Formoterol is a long-acting selective beta2-adrenergic receptor agonist (beta2-agonist). Inhaled formoterol fumarate acts locally in the lung as a bronchodilator. In vitro studies have shown that formoterol has more than 200-fold greater agonist activity at beta2-receptors than at beta1- receptors. Although beta2-receptors are the predominant adrenergic receptors in bronchial smooth muscle and beta1-receptors are the predominant receptors in the heart, there are also beta2-receptors in the human heart comprising 10%-50% of the total beta-adrenergic receptors. The precise function of these receptors has not been established, but they raise the possibility that even highly selective beta2- agonists may have cardiac effects. The pharmacologic effects of beta2-adrenoceptor agonist drugs, including formoterol, are at least in part attributable to stimulation of intracellular adenyl cyclase, the enzyme that catalyzes the conversion of adenosine triphosphate (ATP) to cyclic-3', 5'-adenosine monophosphate (cyclic AMP). Increased cyclic AMP levels cause relaxation of bronchial smooth muscle and inhibits the release of pro-inflammatory mast-cell mediators such as histamine and leukotrienes. Formoterol also inhibits histamine-induced plasma albumin extravasation in anesthetized guinea pigs and inhibits allergen-induced eosinophil influx in dogs with airway hyper-responsiveness. The relevance of these in vitro and animal findings to humans is unknown. Formoterol is used for use as long-term maintenance treatment of asthma in patients 6 years of age and older with reversible obstructive airways disease, including patients with symptoms of nocturnal asthma, who are using optimal corticosteroid treatment and experiencing regular or frequent breakthrough symptoms requiring use of a short-acting bronchodilator. Not indicated for asthma that can be successfully managed with occasional use of an inhaled, short-acting beta2-adrenergic agonist. Also used for the prevention of exercise-induced bronchospasm, as well as long-term treatment of bronchospasm associated with COPD. Marketed as Foradil Aerolizer.

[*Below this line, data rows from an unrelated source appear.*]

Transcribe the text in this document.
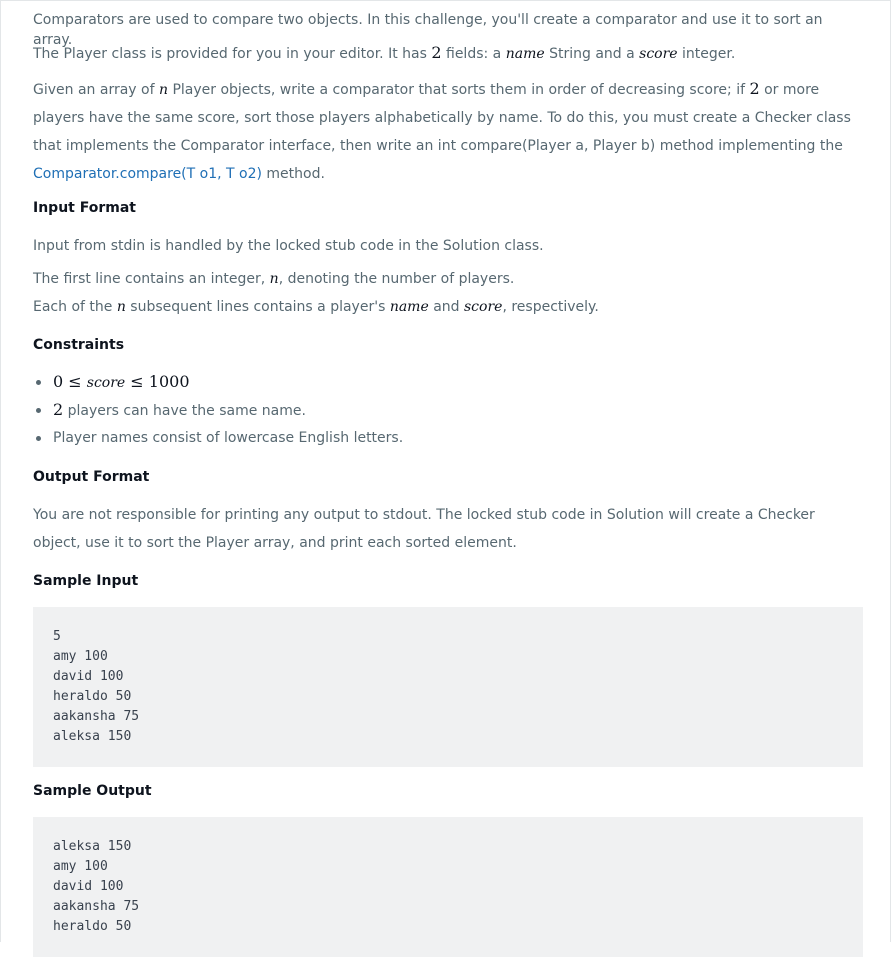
Comparators are used to compare two objects. In this challenge, you'll create a comparator and use it to sort an array.

The Player class is provided for you in your editor. It has 2 fields: a name String and a score integer.

Given an array of n Player objects, write a comparator that sorts them in order of decreasing score; if 2 or more players have the same score, sort those players alphabetically by name. To do this, you must create a Checker class that implements the Comparator interface, then write an int compare(Player a, Player b) method implementing the Comparator.compare(T o1, T o2) method.

Input Format

Input from stdin is handled by the locked stub code in the Solution class.

The first line contains an integer, n, denoting the number of players.

Each of the n subsequent lines contains a player's name and score, respectively.

Constraints
0 ≤ score ≤ 1000
2 players can have the same name.
Player names consist of lowercase English letters.
Output Format

You are not responsible for printing any output to stdout. The locked stub code in Solution will create a Checker object, use it to sort the Player array, and print each sorted element.

Sample Input
Sample Output
5
amy 100
david 100
heraldo 50
aakansha 75
aleksa 150
aleksa 150
amy 100
david 100
aakansha 75
heraldo 50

Caspofungin is an echinocandin antifungal drug, which is approved and is sold under the brand worldwide name cancidas. Caspofungin inhibits the synthesis of beta (1,3)-D-glucan, an essential component of the cell wall of susceptible Aspergillus species and Candida species. Beta (1,3)-D-glucan is not present in mammalian cells. Cancidas is indicated for the treatment of candidemia and the following candida infections: intra-abdominal abscesses, peritonitis, and pleural space infections in adult and pediatric patients. Also is indicated for the treatment of esophageal candidiasis in adult and pediatric patients and for the treatment of invasive aspergillosis in adult and pediatric patients, but has not been studied as initial therapy for invasive aspergillosis.